No topo encontra-se o nível criativo máximo, onde se desenvolvem as receitas a partir do zero, com a criação de técnicas e conceitos novos. É aqui que Ferran Adrià coloca o seu exercício criativo, considerando que no vértice da pirâmide criativa se encontram apenas um número muito reduzido de chefs. A pirâmide criativa permite estabelecer uma escala para a criatividade e estabelecer os pressupostos necessários para que cada estádio criativo tenha lugar.

Ao enunciar a sua ideia de criatividade na cozinha, Adrià explana o papel desta dimensão na criação, mas é o modo como tal se verifica, a criatividade aplicada, que determina a forma como o trabalho é executado segundo um método pré-definido. Assim, é através do processo criativo (que assenta na definição de um conjunto de passos, cumpridos metodicamente) que o chef concebe, desenvolve e implementa um resultado final e tem a garantia que este segue os princípios e valores da sua cozinha.

 

2. O processo criativo como veículo

No modelo de processo criativo desenvolvido no el Bulli (Figura 2), as ideias 'procuram-se' (através de métodos de pesquisa) e/ou 'têm-se' (por via de dinâmicas intuitivas). Após o aparecimento da ideia, é necessário testá-la e experimentar diferentes possibilidades, um passo importante que conduz à análise e reflexão, essenciais a todo o processo. Quando se copia obtém-se uma réplica enquanto que para inovar é preciso explorar e questionar cada aspecto do que o restaurante é para chegar ao conceito do que o prato deve ser (Hamilton & Todolí, 2009).

 

 

Neste modelo de processo criativo do el Bulli verifica-se um paralelo com o processo de design, já que este surge explanado em esquemas compostos por um conjunto de fases elementares: problema – análise – síntese – execução – produção – avaliação (Swann, 2002). Tal como no processo criativo do el Bulli, que começa com uma ideia que é testada, analisada, prototipada e implementada, também no processo criativo do design se verifica um encadeamento de etapas semelhante.
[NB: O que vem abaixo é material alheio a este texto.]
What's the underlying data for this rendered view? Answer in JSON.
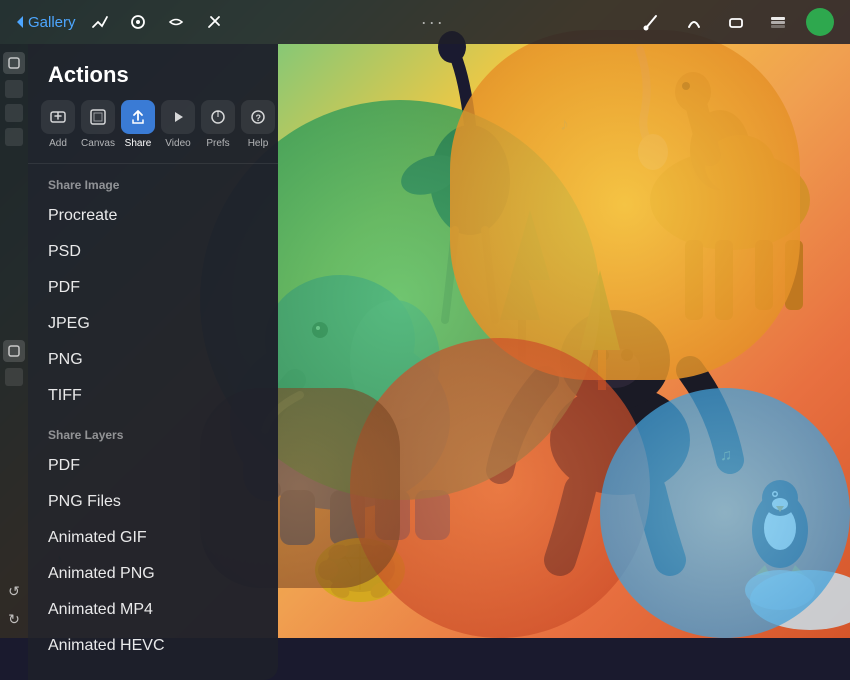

À semelhança da gastronomia, que considera o cliente ou consumidor, o design é uma actividade orientada para o cliente ou utilizador pelo que o resultado do seu processo criativo tem que seguir uma função ou satisfazer as expectativas criadas. A metodologia projectual põe em prática um conjunto de princípios e práticas, traduzidos em etapas (i.e. as dinâmicas e os procedimentos específicos que compõem o processo de design), procurando a melhor solução para cada situação (Cross, 1993) e configura um processo criativo muito próprio. Ao reconhecer a natureza única do processo de design tal permite que diferentes campos disciplinares possam ser explorados a partir de uma perspectiva de design, como é o caso da gastronomia (Raymond, 2009).

Os suportes e vocabulários utilizados para desenvolver as ideias e colocar em marcha o processo criativo no design passam frequentemente por meios de representação visual capazes de descrever e explicitar a ideia. Esta visualização confere à ideia uma dimensão "material" essencial para que esta possa ser comunicada a outros mas igualmente importante para o desenvolvimento e incremento do próprio processo criativo.

 

3. O desenho e a representação visual como discurso

Ferran Adrià iniciou uma revolução na cozinha, não apenas na utilização de ingredientes novos e alimentos diferentes, mas sobretudo na concepção do prato, na construção do menu e no planeamento da experiência global vivida pelo cliente. Estas dinâmicas inovadoras foram sendo produzidas através da utilização massiva de desenhos, diagramas e outras experiências, funcionando como uma forma de traduzir o vocabulário da cozinha para o domínio visual (Figura 3).

 

 

Com o intuito de optimizar o processo criativo, Adrià adopta linguagens características das disciplinas artísticas, apropriando-se dos seus códigos, meios e suportes, o que juntamente com o carácter "técnico-conceptual" do seu processo criativo e a dimensão projectual do seu trabalho tornam possível compreender uma proximidade às artes. Ao discutir as contribuições entre as áreas disciplinares artísticas e gastronómicas podem encontrar-se diversas sobreposições: 1) o processo criativo assume-se como meio para organizar e transmitir conhecimento, significado e significação (e.g. através de dinâmicas de pensamento convergente/divergente, análise/síntese conducentes a um resultado final); 2) o papel da dimensão visual permite explicar a criatividade como um processo de trabalho que sustenta o resultado final (e.g. nos desenhos utilizados pelo chef); e 3) a utilização de "alfabetos" próprios das artes (e.g. a cor e a composição) oferece um contributo para uma linguagem própria da gastronomia.

 

4. Gastronomia e design

Os processos de preparação de alimentos e a prática do design têm muitos aspectos em comum, sendo que nalguns projectos conjuntos o papel de um chef e o de um designer se confundem (Cf. Guixé, 2010; Adrià, 2010). Pode dizer-se que os processos criativos são idênticos e que a dimensão projectual que caracteriza o design e a gastronomia (e.g. a alta cozinha) explicam a aproximação entre ambos.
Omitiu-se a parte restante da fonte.